1
Feb
On 1st February Levan Mikeladze Diplomatic Training and Research Institute organised a public lecture on Cinema & Politics, by Associate Professor Kakhi Kenkadze.
The Weatherhead Center researcher talked about the influence of world cinematography on citizens of various countries. Mr Kenkadze explained how the new branch of art became a massive tool of propaganda in the most influential countries of the 20th century, the United States of America and the Soviet Union. On the other hand, the lecturer gave a couple of vivid examples to illustrate how actors and movie directors had also used their profession to make a strong and often quite scandalous political statement.

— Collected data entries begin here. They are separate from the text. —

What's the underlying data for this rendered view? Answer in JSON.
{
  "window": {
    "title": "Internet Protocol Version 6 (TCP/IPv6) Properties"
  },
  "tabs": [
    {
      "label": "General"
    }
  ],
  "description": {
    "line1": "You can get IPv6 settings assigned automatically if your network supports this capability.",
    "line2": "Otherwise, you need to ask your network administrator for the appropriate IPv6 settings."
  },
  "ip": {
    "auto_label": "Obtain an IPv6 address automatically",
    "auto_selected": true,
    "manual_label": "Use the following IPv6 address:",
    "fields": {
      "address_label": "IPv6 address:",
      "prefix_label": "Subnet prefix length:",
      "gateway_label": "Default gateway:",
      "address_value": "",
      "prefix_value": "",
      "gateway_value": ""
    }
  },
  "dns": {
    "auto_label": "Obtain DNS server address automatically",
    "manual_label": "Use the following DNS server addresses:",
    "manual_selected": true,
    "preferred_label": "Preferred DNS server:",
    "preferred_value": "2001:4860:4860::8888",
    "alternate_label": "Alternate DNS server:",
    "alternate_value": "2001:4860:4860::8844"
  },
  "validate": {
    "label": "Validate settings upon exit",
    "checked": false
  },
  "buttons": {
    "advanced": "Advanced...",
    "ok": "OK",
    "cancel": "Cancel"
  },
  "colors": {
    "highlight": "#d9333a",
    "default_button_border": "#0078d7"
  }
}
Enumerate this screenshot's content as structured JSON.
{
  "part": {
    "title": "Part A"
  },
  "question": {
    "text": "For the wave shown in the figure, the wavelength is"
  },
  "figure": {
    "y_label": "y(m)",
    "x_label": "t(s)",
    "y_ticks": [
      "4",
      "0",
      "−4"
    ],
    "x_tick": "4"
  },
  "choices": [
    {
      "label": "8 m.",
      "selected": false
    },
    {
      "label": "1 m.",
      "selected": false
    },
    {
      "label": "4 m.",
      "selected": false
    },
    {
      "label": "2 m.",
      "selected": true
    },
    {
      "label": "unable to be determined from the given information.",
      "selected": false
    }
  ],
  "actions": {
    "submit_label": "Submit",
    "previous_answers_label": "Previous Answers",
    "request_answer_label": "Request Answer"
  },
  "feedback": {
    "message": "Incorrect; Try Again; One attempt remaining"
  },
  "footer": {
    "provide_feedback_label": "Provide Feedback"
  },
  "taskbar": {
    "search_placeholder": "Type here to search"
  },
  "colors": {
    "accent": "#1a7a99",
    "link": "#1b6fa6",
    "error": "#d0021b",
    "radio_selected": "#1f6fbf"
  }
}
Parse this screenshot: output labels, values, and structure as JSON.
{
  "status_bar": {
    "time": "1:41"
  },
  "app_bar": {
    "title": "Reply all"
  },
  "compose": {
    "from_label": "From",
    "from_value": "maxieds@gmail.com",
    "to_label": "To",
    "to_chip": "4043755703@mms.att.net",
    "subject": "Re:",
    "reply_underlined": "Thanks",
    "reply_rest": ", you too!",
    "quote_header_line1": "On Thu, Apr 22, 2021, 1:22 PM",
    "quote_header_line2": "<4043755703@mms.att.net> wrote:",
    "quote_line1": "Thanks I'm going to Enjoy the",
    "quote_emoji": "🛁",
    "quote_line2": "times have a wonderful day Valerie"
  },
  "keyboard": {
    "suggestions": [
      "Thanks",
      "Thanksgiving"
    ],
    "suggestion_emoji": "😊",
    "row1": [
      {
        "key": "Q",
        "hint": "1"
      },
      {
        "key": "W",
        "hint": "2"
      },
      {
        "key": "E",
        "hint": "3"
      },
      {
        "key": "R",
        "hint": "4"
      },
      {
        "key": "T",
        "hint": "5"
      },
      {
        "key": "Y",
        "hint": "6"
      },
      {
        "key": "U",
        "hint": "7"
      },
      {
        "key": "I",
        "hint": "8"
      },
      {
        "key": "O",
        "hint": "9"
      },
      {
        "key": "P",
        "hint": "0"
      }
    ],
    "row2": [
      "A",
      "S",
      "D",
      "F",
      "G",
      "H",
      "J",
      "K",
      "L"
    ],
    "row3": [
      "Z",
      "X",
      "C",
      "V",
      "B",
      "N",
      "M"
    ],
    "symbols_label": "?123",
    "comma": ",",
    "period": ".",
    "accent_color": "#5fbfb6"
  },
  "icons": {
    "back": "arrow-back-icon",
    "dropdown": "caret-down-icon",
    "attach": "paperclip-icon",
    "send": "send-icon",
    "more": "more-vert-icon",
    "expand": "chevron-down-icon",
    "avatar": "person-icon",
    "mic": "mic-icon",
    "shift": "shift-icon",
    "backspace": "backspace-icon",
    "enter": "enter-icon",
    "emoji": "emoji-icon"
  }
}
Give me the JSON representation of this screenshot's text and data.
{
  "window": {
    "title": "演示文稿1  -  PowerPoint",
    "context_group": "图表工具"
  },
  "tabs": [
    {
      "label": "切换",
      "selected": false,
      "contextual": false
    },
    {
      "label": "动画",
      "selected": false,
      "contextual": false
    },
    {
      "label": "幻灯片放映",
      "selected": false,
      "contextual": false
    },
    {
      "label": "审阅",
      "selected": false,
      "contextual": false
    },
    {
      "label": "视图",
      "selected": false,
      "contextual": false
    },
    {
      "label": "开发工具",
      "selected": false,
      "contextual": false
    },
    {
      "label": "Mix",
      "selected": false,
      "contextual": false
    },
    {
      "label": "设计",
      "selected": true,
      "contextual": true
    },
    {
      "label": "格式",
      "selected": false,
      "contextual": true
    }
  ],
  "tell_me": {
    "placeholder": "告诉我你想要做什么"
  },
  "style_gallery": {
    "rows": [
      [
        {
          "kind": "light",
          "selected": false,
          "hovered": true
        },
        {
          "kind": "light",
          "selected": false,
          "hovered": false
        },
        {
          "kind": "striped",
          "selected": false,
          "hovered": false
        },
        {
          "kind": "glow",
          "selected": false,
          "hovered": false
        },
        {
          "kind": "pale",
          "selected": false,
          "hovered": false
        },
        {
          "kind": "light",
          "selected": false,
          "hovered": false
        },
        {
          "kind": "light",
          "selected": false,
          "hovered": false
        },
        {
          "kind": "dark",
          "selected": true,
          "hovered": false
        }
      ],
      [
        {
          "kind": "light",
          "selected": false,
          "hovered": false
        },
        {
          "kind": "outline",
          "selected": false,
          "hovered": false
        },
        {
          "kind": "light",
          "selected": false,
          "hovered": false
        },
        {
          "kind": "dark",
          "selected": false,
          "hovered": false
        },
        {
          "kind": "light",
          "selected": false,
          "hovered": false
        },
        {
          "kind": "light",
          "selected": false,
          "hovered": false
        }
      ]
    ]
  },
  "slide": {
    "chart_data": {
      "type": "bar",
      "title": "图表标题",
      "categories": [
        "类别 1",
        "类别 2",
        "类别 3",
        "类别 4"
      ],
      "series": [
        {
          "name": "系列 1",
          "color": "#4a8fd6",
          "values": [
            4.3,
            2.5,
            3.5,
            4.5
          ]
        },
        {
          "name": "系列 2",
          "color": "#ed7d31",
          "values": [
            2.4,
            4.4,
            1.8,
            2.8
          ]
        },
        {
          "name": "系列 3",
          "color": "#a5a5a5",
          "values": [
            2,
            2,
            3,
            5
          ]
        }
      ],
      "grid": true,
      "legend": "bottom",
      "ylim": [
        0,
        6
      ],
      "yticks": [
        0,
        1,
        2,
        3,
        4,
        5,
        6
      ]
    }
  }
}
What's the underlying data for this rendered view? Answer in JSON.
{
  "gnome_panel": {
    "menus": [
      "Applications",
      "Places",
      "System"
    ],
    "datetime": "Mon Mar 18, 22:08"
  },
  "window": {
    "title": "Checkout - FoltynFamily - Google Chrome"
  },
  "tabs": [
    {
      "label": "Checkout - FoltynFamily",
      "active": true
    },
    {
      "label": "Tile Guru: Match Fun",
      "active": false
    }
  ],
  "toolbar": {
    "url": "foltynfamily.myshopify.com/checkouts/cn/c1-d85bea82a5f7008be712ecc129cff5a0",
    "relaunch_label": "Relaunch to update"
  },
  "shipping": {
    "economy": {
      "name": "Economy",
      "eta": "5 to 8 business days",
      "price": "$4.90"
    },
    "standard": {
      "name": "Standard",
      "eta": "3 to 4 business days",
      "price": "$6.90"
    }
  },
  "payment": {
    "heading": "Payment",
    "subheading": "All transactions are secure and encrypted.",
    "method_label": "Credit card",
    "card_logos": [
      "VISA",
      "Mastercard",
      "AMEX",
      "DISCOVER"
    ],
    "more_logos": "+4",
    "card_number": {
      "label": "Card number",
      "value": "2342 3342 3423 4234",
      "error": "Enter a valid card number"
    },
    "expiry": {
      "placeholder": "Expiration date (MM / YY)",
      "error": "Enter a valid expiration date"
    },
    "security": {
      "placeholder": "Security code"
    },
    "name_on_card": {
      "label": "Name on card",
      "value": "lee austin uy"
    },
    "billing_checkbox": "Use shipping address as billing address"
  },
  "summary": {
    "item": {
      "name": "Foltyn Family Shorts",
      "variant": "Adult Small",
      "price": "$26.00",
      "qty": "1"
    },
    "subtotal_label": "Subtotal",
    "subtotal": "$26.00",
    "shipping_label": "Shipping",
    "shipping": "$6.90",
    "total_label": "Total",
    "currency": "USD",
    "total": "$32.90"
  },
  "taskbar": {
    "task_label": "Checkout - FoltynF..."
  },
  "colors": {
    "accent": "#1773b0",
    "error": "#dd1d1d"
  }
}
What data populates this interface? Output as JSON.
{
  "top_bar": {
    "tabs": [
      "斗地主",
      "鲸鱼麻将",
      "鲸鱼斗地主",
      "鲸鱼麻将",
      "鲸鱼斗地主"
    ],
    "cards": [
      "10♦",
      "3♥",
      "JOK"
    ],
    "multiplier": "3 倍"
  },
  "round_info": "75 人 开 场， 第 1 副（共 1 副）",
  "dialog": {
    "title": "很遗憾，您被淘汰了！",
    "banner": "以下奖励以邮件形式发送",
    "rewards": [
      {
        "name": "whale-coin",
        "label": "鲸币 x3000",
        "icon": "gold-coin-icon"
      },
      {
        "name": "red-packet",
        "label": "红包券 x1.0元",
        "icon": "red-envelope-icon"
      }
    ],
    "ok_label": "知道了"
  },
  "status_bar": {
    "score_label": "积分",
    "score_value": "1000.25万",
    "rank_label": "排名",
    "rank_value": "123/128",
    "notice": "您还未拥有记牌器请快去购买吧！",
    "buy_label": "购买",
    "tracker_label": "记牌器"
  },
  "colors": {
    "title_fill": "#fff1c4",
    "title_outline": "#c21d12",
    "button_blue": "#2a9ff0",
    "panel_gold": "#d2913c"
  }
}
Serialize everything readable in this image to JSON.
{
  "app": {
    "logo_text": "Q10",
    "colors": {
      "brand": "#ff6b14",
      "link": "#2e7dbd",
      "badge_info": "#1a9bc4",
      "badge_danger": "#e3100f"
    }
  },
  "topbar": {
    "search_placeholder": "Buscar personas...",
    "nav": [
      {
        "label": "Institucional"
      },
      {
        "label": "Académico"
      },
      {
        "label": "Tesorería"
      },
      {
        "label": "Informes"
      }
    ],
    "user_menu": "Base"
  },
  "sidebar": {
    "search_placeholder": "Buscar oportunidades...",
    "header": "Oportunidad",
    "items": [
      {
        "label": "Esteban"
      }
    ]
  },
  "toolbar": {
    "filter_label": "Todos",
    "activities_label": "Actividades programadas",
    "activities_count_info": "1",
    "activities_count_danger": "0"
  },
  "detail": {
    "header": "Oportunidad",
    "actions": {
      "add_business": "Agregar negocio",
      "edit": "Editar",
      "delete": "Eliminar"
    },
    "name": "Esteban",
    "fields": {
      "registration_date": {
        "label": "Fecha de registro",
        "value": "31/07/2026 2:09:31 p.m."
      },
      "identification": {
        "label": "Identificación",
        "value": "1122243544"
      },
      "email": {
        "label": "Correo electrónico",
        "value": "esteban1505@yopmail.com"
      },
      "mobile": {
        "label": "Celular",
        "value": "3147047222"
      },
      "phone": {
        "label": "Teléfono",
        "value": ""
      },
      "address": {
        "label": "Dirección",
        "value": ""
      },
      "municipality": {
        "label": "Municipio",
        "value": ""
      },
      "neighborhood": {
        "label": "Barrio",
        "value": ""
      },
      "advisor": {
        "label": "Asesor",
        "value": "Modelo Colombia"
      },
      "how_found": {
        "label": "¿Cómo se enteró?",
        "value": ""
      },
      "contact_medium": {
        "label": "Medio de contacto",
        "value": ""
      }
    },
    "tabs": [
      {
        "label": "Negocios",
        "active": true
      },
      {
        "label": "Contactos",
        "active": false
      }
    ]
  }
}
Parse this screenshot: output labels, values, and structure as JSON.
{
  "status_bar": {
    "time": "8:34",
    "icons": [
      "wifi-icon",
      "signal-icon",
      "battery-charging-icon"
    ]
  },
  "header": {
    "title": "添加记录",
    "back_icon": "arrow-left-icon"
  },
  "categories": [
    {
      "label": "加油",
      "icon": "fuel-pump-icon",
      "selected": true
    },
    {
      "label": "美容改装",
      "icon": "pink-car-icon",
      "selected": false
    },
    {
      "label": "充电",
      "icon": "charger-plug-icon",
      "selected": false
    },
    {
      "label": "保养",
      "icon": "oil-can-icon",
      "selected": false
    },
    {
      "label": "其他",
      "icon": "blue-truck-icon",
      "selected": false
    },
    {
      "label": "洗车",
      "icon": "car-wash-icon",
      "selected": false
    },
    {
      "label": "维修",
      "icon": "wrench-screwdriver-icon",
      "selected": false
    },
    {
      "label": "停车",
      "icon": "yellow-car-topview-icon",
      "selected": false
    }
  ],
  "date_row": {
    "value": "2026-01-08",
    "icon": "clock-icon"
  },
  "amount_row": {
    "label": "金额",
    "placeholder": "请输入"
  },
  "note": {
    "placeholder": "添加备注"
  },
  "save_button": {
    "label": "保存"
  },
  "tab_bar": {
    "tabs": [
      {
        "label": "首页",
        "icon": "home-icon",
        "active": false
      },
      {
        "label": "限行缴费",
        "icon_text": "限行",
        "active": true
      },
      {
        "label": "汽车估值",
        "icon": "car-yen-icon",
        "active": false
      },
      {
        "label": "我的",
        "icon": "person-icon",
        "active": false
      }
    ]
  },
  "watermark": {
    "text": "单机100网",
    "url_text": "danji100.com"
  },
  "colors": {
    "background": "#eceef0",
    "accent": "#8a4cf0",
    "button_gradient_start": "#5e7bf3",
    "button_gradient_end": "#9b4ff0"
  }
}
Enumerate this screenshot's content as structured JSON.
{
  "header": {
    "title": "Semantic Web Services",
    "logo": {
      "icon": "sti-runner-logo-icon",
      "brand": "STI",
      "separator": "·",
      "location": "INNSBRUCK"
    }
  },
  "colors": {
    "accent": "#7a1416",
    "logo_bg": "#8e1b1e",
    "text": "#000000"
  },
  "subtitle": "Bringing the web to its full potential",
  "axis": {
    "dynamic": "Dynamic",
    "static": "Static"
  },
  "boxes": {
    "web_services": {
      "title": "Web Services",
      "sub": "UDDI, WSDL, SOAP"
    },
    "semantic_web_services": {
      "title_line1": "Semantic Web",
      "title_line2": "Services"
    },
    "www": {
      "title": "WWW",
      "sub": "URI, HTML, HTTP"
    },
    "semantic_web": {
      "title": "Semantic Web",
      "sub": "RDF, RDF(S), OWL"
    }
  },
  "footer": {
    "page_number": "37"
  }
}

Starting from the Lumiere Brothers and embracing over a century-long history of cinematography, Mr Kenkadze discussed a film for each decade since the first filmmakers, underlining the ideological value of such classic films as The Immigrant (1917), Battleship Potemkin (1925), Tsirk (1936), Casablanca (1942), Giorgi Saakadze (1942), Skanderbeg (1953), Mackenna's Gold (1969), Two Men in Town (1972), Repentance (1984), and Braveheart (1995).
The cosy and small assembly room at Frontline Club Georgia had been fully packed on Friday afternoon. People of different age groups and professions, students and professors, the representatives of BRAMS Institute – Professors Diana Tkebuchava and Maia Nadareishvili – among them, attended the lecture.